The purpose of this page is to collect ideas about cruise phase science that the in situ instruments could do, and provide information about trajectory, telemetry return etc. that will be useful in planning the cruise phase.
Cruise Phase Trajectory
- Orbit plots for the February 2019 Trajectories (including cruise phase) can now be found here: Orbit Plots
- CReMA 4.0 and associated OEM files and SPICE kernels are here: Solar Orbiter SPICE Kernels
About the Feb 2019 Cruise
For the first 18 months we stay relatively close to Earth and therefore have good comms. This is also handy for cross-calibrating EPD with other spacecraft. The next year is terrible for comms.

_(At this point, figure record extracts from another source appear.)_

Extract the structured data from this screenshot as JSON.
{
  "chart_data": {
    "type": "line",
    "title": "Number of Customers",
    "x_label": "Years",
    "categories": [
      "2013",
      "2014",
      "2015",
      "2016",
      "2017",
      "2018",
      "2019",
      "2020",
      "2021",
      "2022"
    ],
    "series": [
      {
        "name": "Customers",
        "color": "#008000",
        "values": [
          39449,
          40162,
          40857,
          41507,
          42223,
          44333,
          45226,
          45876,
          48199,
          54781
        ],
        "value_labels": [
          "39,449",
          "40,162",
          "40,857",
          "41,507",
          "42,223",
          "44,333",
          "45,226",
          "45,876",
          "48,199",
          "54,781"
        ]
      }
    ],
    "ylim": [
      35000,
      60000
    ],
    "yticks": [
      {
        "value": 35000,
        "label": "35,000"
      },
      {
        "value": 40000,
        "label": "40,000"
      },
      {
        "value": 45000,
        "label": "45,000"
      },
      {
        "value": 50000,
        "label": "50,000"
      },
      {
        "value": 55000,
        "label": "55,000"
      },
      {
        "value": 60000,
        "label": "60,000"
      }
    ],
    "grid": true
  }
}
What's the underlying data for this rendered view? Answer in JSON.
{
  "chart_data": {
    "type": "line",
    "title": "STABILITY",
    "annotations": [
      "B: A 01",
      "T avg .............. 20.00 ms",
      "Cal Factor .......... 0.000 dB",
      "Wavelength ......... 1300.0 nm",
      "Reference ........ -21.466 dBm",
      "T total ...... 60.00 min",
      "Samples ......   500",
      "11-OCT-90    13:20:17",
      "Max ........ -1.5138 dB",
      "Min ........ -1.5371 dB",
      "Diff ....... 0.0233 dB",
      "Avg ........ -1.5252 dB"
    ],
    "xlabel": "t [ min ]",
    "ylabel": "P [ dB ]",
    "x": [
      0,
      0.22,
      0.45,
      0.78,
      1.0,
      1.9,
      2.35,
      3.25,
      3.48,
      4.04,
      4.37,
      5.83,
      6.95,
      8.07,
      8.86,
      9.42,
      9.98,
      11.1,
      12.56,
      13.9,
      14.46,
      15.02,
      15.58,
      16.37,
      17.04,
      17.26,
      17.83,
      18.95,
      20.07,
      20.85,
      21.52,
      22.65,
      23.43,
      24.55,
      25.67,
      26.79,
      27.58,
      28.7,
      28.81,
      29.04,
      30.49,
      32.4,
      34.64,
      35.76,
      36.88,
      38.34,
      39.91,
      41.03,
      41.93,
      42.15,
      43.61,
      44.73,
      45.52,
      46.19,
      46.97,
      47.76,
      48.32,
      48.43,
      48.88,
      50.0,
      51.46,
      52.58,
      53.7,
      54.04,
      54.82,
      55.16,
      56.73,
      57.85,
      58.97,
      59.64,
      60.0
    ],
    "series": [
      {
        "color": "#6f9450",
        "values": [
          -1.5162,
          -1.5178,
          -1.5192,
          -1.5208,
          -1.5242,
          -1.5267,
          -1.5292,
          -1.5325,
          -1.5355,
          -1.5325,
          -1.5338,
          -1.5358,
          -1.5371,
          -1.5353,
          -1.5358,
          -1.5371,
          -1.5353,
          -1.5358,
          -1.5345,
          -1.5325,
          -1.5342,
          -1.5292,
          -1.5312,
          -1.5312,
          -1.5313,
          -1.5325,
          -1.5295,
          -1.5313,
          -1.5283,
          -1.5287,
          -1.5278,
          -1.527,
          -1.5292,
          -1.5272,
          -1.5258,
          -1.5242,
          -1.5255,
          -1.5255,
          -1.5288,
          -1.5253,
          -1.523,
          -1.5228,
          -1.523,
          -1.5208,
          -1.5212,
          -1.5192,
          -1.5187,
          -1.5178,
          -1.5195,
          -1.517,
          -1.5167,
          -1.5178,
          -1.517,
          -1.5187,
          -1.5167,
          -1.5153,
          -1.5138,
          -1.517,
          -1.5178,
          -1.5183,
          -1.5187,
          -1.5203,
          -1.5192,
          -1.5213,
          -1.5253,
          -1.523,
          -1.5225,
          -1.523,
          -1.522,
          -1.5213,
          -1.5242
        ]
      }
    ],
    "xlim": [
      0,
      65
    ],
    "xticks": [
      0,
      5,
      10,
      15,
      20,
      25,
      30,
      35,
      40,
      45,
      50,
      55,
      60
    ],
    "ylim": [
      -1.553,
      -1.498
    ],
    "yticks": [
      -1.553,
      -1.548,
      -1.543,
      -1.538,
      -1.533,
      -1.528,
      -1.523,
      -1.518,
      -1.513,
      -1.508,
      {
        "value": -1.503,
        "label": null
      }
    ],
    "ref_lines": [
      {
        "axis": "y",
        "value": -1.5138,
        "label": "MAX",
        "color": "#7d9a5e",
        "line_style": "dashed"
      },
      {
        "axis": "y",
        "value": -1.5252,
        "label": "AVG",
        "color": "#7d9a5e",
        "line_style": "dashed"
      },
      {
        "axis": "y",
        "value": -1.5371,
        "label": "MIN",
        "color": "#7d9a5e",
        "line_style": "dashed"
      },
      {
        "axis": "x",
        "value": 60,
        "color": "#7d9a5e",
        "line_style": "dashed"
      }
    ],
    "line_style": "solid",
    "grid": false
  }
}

During cruise we will have 3 comms passes a week, plus extras for the remote sensing checkout windows. It's still not completely clear what the comms performance per pass will be, but based on current information we're assuming it won't be significantly worse than during nominal phase, this means for in situ operations in cruise we'll get about 35% of the equivalent NMP/EMP rate for the entire payload (I think this is still quite a conservative estimate). Recall the total EID-A rate for in situ is 25 kbps
The white/grey shading on the plots marks when we'll be able to generate at the following rates without significantly filling the SSMM, so this represents a lower limit on data rate. As usual with SSMM usage and data latency the devil is in the details so consider this a rule of thumb.
> 0.35 * EIDA RSW Instantaneous Rate = 42 kbps
> 0.35 * EIDA Orbit Average Rate = 14.5 kbps
> 0.35 * EIDA In Situ Only rate = 8.75 kbps
< 0.35 * EIDA In Situ Only rate = 8.75 kbps
These figures represent what will be available to the in situ payload. Downlink for RS checkouts is handled separately.
We're working on a full downlink analysis for cruise so should be able to refine these numbers soon and create an initial telemetry corridor for the entire cruise phase.
We've tentatively scheduled the remote sensing checkout windows during the cruise, though these are likely to change.
Comms roll information isn't there yet, I'll update that as soon as I can. For communications roll strategy we're assuming the following:
- Outside of RS checkout windows, when necessary, we roll for the pass then roll back to nominal attitude.
- Inside of RS checkout windows, if comms rolls are needed we maintain a stable roll angle for the 7 days (any RS calibration rolls notwithstanding), then return to nominal attitude at the end of the window.
The exact dates of MTP periods will change so they contain an integer number of STP periods. STP periods in cruise are likely to be 3 weeks, not 1 week.
Planning for the First E2E Test
As mentioned at SOWG 9, the first E2E test will cover a six month planning period during cruise, that contains at least one checkout window. We've decided to plan the period Jan - Jul 2020 (i.e. MTP 3) from the Feb 2019 In Trajectory. For remote sensing instruments we'll plan one checkout window. For in situ we'd like to plan the whole six months at LTP level but will only expect one week's worth of IORs for the test proper. The period actually contains 3 checkout windows (preliminary locations) so we'd like to plan the in situ operations as if all three checkouts were happening.
To set some boundary conditions and determine exactly how much telemetry would be available to you we need to do the equivalent to mission level planning. As a first iteration we suggest the following:
- Ensure the SSMM stores are empty at the end of the planning period to prepare for the next year of bad downlink.
- TBC pending the more detailed downlink analysis this means generating on average 42kbps total for the in situ payload until ~8 June, 14.5kbps thereafter.
- Outside of RS checkout windows data are split pro rata between the in situ instruments.
- MAG calibration roll scheduled on or around Tuesday 31 March, exact times TBC depending on the pass schedule.
- Inside of RS checkout windows, MAG and (maybe) RPW get more so they can burst throughout for EMC characterisation.
- For the Extra Cold and Cold windows this could mean giving MAG 13 kbps, RPW 26 kbps and SWA and EPD as much as we can support so that the stores are empty on time (this will mean focussing generation in the windows and reducing rates a bit after each window). Scope TBC pending downlink analysis.
- For the warm window (which is the one we'll plan for the RS instruments) more careful planning of burst modes during specific activities and tradeoff against normal mode will be needed. Details TBC pending downlink analysis.
- Recall that the SSMM will not be configured to support selective downlink at this point.
Any comments or suggestions welcome!